If you search for Text Link Ads or John Chow you will see that this is not always the case.

tommy2toes
December 24, 2007 - 8:40pm

Good point.

I guess in the case of Text Link Ads it would seem to me they are trying to defend their business model.

It's kind of funny that Text Link Ads can still buy the top sponsored result for "textlinkads.com", but they don't get the 1st organic ranking.

dougwo
December 25, 2007 - 2:56pm

I got an email from Google over three years ago saying that I had illegal clicks on my page and was therefore ineligible for Adsense. I asked why and they said it was their policy not to tell anyone. they wouldn't address the issue with me. Three years later I am still banned. I even tried to get Adsense for a company I was working for that was founded by Larry Page's brother! I got the polite "Your site does not meet the needs of our advertisers" message. Of course, the next week someone else at the company acquired an Adsense account easily.

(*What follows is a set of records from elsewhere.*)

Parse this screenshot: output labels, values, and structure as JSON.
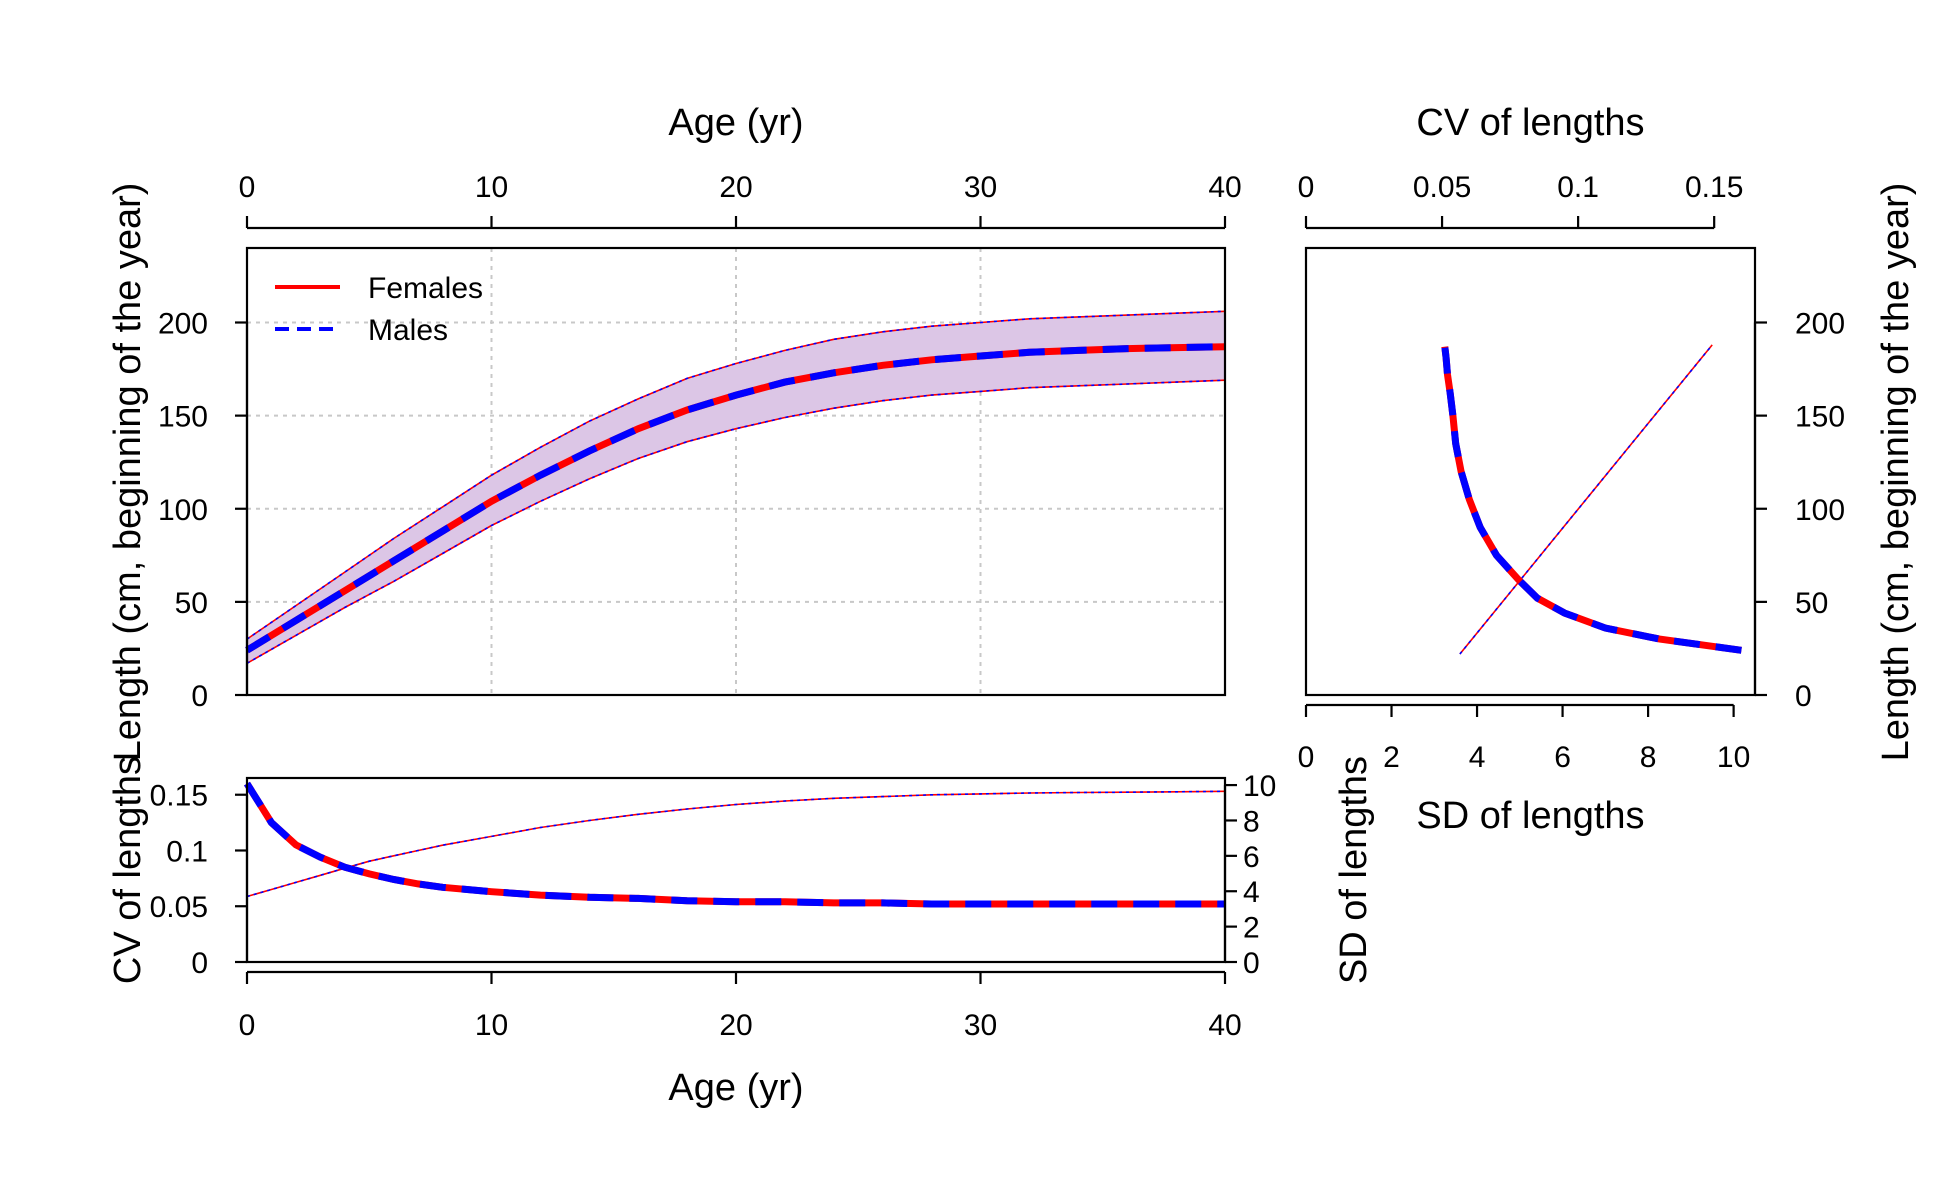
{
  "colors": {
    "females": "#ff0000",
    "males": "#0000ff",
    "band_fill": "#dcc6e6"
  },
  "chart_data": [
    {
      "id": "length-at-age",
      "type": "line",
      "xlabel": "Age (yr)",
      "ylabel": "Length (cm, beginning of the year)",
      "xlim": [
        0,
        40
      ],
      "ylim": [
        0,
        240
      ],
      "xticks": [
        "0",
        "10",
        "20",
        "30",
        "40"
      ],
      "yticks": [
        "0",
        "50",
        "100",
        "150",
        "200"
      ],
      "grid": true,
      "legend_position": "top-left",
      "legend": [
        "Females",
        "Males"
      ],
      "x": [
        0,
        2,
        4,
        6,
        8,
        10,
        12,
        14,
        16,
        18,
        20,
        22,
        24,
        26,
        28,
        30,
        32,
        34,
        36,
        38,
        40
      ],
      "series": [
        {
          "name": "Females",
          "values": [
            24,
            40,
            56,
            72,
            88,
            104,
            118,
            131,
            143,
            153,
            161,
            168,
            173,
            177,
            180,
            182,
            184,
            185,
            186,
            186.5,
            187
          ]
        },
        {
          "name": "Males",
          "values": [
            24,
            40,
            56,
            72,
            88,
            104,
            118,
            131,
            143,
            153,
            161,
            168,
            173,
            177,
            180,
            182,
            184,
            185,
            186,
            186.5,
            187
          ]
        }
      ],
      "interval_upper": [
        30,
        48,
        66,
        84,
        101,
        118,
        133,
        147,
        159,
        170,
        178,
        185,
        191,
        195,
        198,
        200,
        202,
        203,
        204,
        205,
        206
      ],
      "interval_lower": [
        17,
        32,
        47,
        61,
        76,
        91,
        104,
        116,
        127,
        136,
        143,
        149,
        154,
        158,
        161,
        163,
        165,
        166,
        167,
        168,
        169
      ]
    },
    {
      "id": "length-vs-variability",
      "type": "line",
      "xlabel_top": "CV of lengths",
      "xlabel_bottom": "SD of lengths",
      "ylabel": "Length (cm, beginning of the year)",
      "xlim_sd": [
        0,
        10.5
      ],
      "xlim_cv": [
        0,
        0.165
      ],
      "ylim": [
        0,
        240
      ],
      "xticks_sd": [
        "0",
        "2",
        "4",
        "6",
        "8",
        "10"
      ],
      "xticks_cv": [
        "0",
        "0.05",
        "0.1",
        "0.15"
      ],
      "yticks": [
        "0",
        "50",
        "100",
        "150",
        "200"
      ],
      "cv_curve": {
        "cv": [
          0.16,
          0.13,
          0.11,
          0.095,
          0.085,
          0.078,
          0.07,
          0.064,
          0.06,
          0.057,
          0.055,
          0.054,
          0.053,
          0.052,
          0.0515,
          0.051
        ],
        "length": [
          24,
          30,
          36,
          44,
          52,
          62,
          75,
          90,
          105,
          120,
          135,
          150,
          162,
          172,
          181,
          187
        ]
      },
      "sd_line": {
        "sd": [
          3.6,
          9.5
        ],
        "length": [
          22,
          188
        ]
      }
    },
    {
      "id": "variability-at-age",
      "type": "line",
      "xlabel": "Age (yr)",
      "ylabel_left": "CV of lengths",
      "ylabel_right": "SD of lengths",
      "xlim": [
        0,
        40
      ],
      "ylim_cv": [
        0,
        0.165
      ],
      "ylim_sd": [
        0,
        10.4
      ],
      "xticks": [
        "0",
        "10",
        "20",
        "30",
        "40"
      ],
      "yticks_cv": [
        "0",
        "0.05",
        "0.1",
        "0.15"
      ],
      "yticks_sd": [
        "0",
        "2",
        "4",
        "6",
        "8",
        "10"
      ],
      "x": [
        0,
        1,
        2,
        3,
        4,
        5,
        6,
        7,
        8,
        10,
        12,
        14,
        16,
        18,
        20,
        22,
        24,
        26,
        28,
        30,
        32,
        34,
        36,
        38,
        40
      ],
      "cv": [
        0.16,
        0.125,
        0.105,
        0.094,
        0.085,
        0.079,
        0.074,
        0.07,
        0.067,
        0.063,
        0.06,
        0.058,
        0.057,
        0.055,
        0.054,
        0.054,
        0.053,
        0.053,
        0.052,
        0.052,
        0.052,
        0.052,
        0.052,
        0.052,
        0.052
      ],
      "sd": [
        3.7,
        4.1,
        4.5,
        4.9,
        5.3,
        5.7,
        6.0,
        6.3,
        6.6,
        7.1,
        7.6,
        8.0,
        8.35,
        8.65,
        8.9,
        9.1,
        9.25,
        9.35,
        9.45,
        9.5,
        9.55,
        9.58,
        9.6,
        9.62,
        9.65
      ]
    }
  ]
}
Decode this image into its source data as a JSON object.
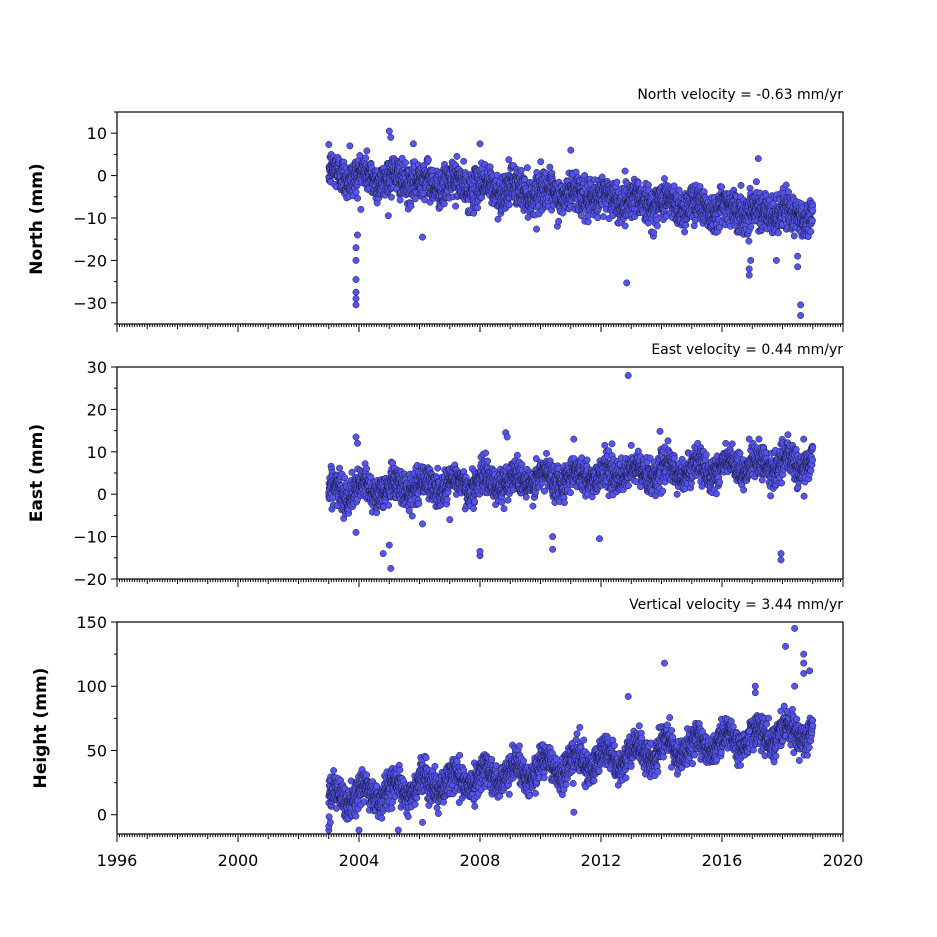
{
  "chart_data": [
    {
      "type": "scatter",
      "velocity_label": "North velocity = -0.63 mm/yr",
      "ylabel": "North (mm)",
      "xlim": [
        1996,
        2020
      ],
      "ylim": [
        -35,
        15
      ],
      "yticks": [
        10,
        0,
        -10,
        -20,
        -30
      ],
      "ytick_labels": [
        "10",
        "0",
        "−10",
        "−20",
        "−30"
      ],
      "series": [
        {
          "start": 2003.0,
          "end": 2019.0,
          "base": 0.5,
          "rate": -0.63,
          "noise": 2.2,
          "seasonal": 1.3,
          "outliers": [
            [
              2003.9,
              -30.5
            ],
            [
              2003.9,
              -29.0
            ],
            [
              2003.9,
              -27.5
            ],
            [
              2003.9,
              -24.5
            ],
            [
              2003.9,
              -20.0
            ],
            [
              2003.9,
              -17.0
            ],
            [
              2003.95,
              -14.0
            ],
            [
              2006.1,
              -14.5
            ],
            [
              2012.85,
              -25.3
            ],
            [
              2016.9,
              -23.5
            ],
            [
              2016.9,
              -22.0
            ],
            [
              2016.95,
              -20.0
            ],
            [
              2017.8,
              -20.0
            ],
            [
              2018.5,
              -21.5
            ],
            [
              2018.5,
              -19.0
            ],
            [
              2018.6,
              -30.5
            ],
            [
              2018.6,
              -33.0
            ],
            [
              2005.0,
              10.5
            ],
            [
              2005.05,
              9.0
            ],
            [
              2008.0,
              7.5
            ],
            [
              2003.7,
              7.0
            ],
            [
              2011.0,
              6.0
            ],
            [
              2017.2,
              4.0
            ],
            [
              2005.8,
              7.5
            ]
          ]
        }
      ]
    },
    {
      "type": "scatter",
      "velocity_label": "East velocity = 0.44 mm/yr",
      "ylabel": "East (mm)",
      "xlim": [
        1996,
        2020
      ],
      "ylim": [
        -20,
        30
      ],
      "yticks": [
        30,
        20,
        10,
        0,
        -10,
        -20
      ],
      "ytick_labels": [
        "30",
        "20",
        "10",
        "0",
        "−10",
        "−20"
      ],
      "series": [
        {
          "start": 2003.0,
          "end": 2019.0,
          "base": 0.5,
          "rate": 0.44,
          "noise": 1.9,
          "seasonal": 1.5,
          "outliers": [
            [
              2012.9,
              28.0
            ],
            [
              2003.9,
              13.5
            ],
            [
              2003.95,
              12.0
            ],
            [
              2008.85,
              14.5
            ],
            [
              2008.9,
              13.5
            ],
            [
              2011.1,
              13.0
            ],
            [
              2013.95,
              14.8
            ],
            [
              2016.9,
              13.0
            ],
            [
              2018.7,
              13.0
            ],
            [
              2005.05,
              -17.5
            ],
            [
              2004.8,
              -14.0
            ],
            [
              2005.0,
              -12.0
            ],
            [
              2008.0,
              -14.5
            ],
            [
              2008.0,
              -13.5
            ],
            [
              2017.95,
              -15.5
            ],
            [
              2017.95,
              -14.0
            ],
            [
              2010.4,
              -13.0
            ],
            [
              2010.4,
              -10.0
            ],
            [
              2011.95,
              -10.5
            ],
            [
              2003.9,
              -9.0
            ],
            [
              2006.1,
              -7.0
            ],
            [
              2007.0,
              -6.0
            ],
            [
              2013.0,
              11.5
            ],
            [
              2015.2,
              12.0
            ]
          ]
        }
      ]
    },
    {
      "type": "scatter",
      "velocity_label": "Vertical velocity = 3.44 mm/yr",
      "ylabel": "Height (mm)",
      "xlim": [
        1996,
        2020
      ],
      "xticks": [
        1996,
        2000,
        2004,
        2008,
        2012,
        2016,
        2020
      ],
      "xtick_labels": [
        "1996",
        "2000",
        "2004",
        "2008",
        "2012",
        "2016",
        "2020"
      ],
      "ylim": [
        -15,
        150
      ],
      "yticks": [
        150,
        100,
        50,
        0
      ],
      "ytick_labels": [
        "150",
        "100",
        "50",
        "0"
      ],
      "series": [
        {
          "start": 2003.0,
          "end": 2019.0,
          "base": 12,
          "rate": 3.44,
          "noise": 6.0,
          "seasonal": 7.0,
          "outliers": [
            [
              2018.4,
              145.0
            ],
            [
              2018.1,
              131.0
            ],
            [
              2018.7,
              125.0
            ],
            [
              2018.7,
              118.0
            ],
            [
              2018.9,
              112.0
            ],
            [
              2018.7,
              110.0
            ],
            [
              2014.1,
              118.0
            ],
            [
              2012.9,
              92.0
            ],
            [
              2017.1,
              100.0
            ],
            [
              2017.1,
              95.0
            ],
            [
              2018.4,
              100.0
            ],
            [
              2003.0,
              -12.0
            ],
            [
              2003.0,
              -9.0
            ],
            [
              2003.05,
              -6.0
            ],
            [
              2005.3,
              -12.0
            ],
            [
              2004.0,
              -12.0
            ],
            [
              2006.1,
              -6.0
            ],
            [
              2011.1,
              2.0
            ],
            [
              2016.9,
              65.0
            ],
            [
              2011.3,
              68.0
            ]
          ]
        }
      ]
    }
  ]
}
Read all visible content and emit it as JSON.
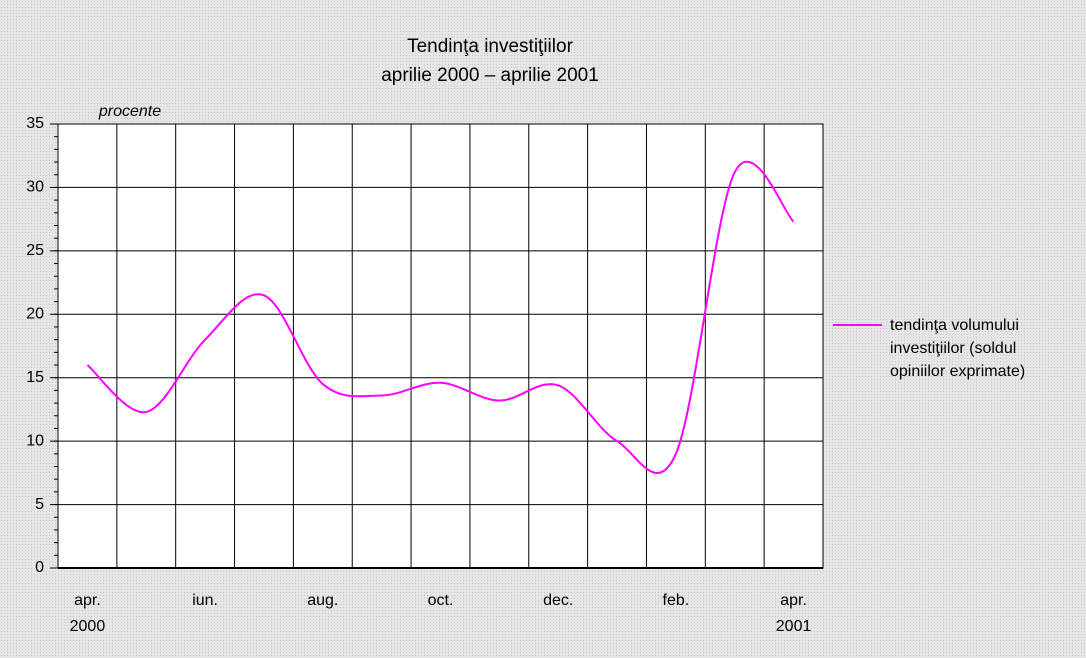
{
  "chart_data": {
    "type": "line",
    "title": "Tendinţa investiţiilor",
    "subtitle": "aprilie 2000 – aprilie 2001",
    "y_axis_label": "procente",
    "categories": [
      "apr.\n2000",
      null,
      "iun.",
      null,
      "aug.",
      null,
      "oct.",
      null,
      "dec.",
      null,
      "feb.",
      null,
      "apr.\n2001"
    ],
    "series": [
      {
        "name": "tendinţa volumului investiţiilor (soldul opiniilor exprimate)",
        "color": "#ff00ff",
        "values": [
          16,
          12.3,
          18,
          21.5,
          14.5,
          13.6,
          14.6,
          13.2,
          14.4,
          10,
          9,
          31.2,
          27.3
        ]
      }
    ],
    "ylim": [
      0,
      35
    ],
    "yticks": [
      0,
      5,
      10,
      15,
      20,
      25,
      30,
      35
    ],
    "grid": true,
    "legend": "right"
  }
}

The power they hold over the internet is frightening. With a simple decision they can destroy a business. (not mine, it wasn't that important) Aren't you all a little worried that Google has this much power?

David Eaves
December 28, 2007 - 7:48pm

I have been trying to work out what Smashing Magazine.com did to get their minus 40 penalty, it is a quality and very popular blog, they were selling text links, but those now appear to be no followed, in any case that shouldn't have really caused any ranking drop.

December 28, 2007 - 8:14pm

Sounds like they just need to do a reinclusion request in Google and if they find that ineffective just make a blog post about the issue.